Erfgoeddrager: Milou

‘Er is gelukkig nooit aangebeld’

Het is ijskoud, maar wel zonnig als Jarod, Milou en Aya vanaf de Meidoorn in de Chasséstraat helemaal naar de rand van het Rembrandtpark lopen. Aan de Orteliuskade wachten Ab en Ali Kool, al sinds 1946 een setje. Ali gaat thee zetten en oefent hard op de namen van de kinderen. Ab schuift zijn stoel aan tafel om alles zo goed mogelijk te horen en haalt meteen allerlei spullen tevoorschijn. Tussendoor wordt er even gepauzeerd, want dan komen de koekjes op tafel.

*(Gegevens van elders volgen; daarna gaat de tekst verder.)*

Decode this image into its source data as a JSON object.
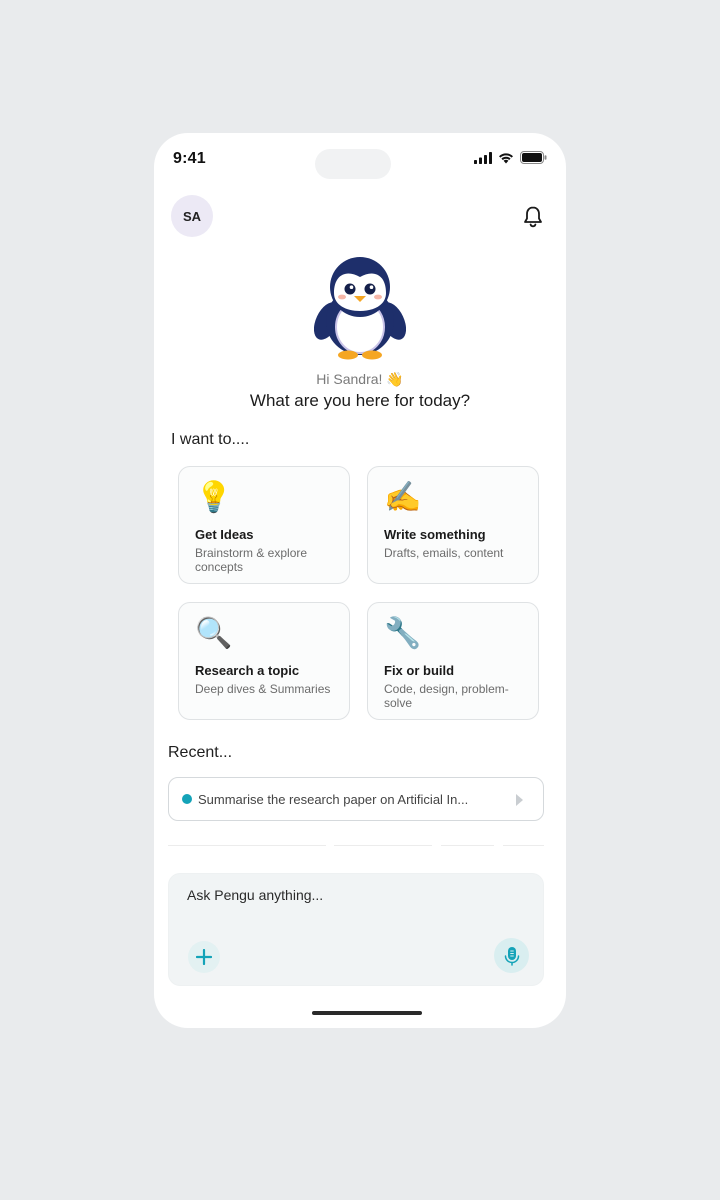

Hoe was het om op straat te lopen tijdens de oorlog?
Ik ben geboren in 1928, dus ik was aan het begin van de oorlog een jaar of twaalf. Daar aan de overkant waar het nu park is, hield de stad op, daar waren tuinderijen. Er is een heleboel anders in de buurt, er is meer gebouwd en de mensen zijn ook anders. In eerste instantie ging het leven in de oorlog een beetje door, maar vanaf 1941 konden de Duitsers zich niet meer inhouden. Mijn grootste wens was dat het afgelopen was. Er was altijd spanning en je moest altijd oppassen. Als het luchtalarm ging, moest je meteen van straat af. Ali woonde op drie hoog in deze buurt; haar benedenbuurman had bankjes neergezet om te schuilen. Je moest je persoonsbewijs laten zien. Die moest je altijd bij je hebben. Er waren van die grote schijnwerpers die vliegtuigen probeerden te vangen, maar dan werden we wel gebombardeerd. De volgende morgen gingen we dan granaatscherven zoeken, daar heb ik er nog een van.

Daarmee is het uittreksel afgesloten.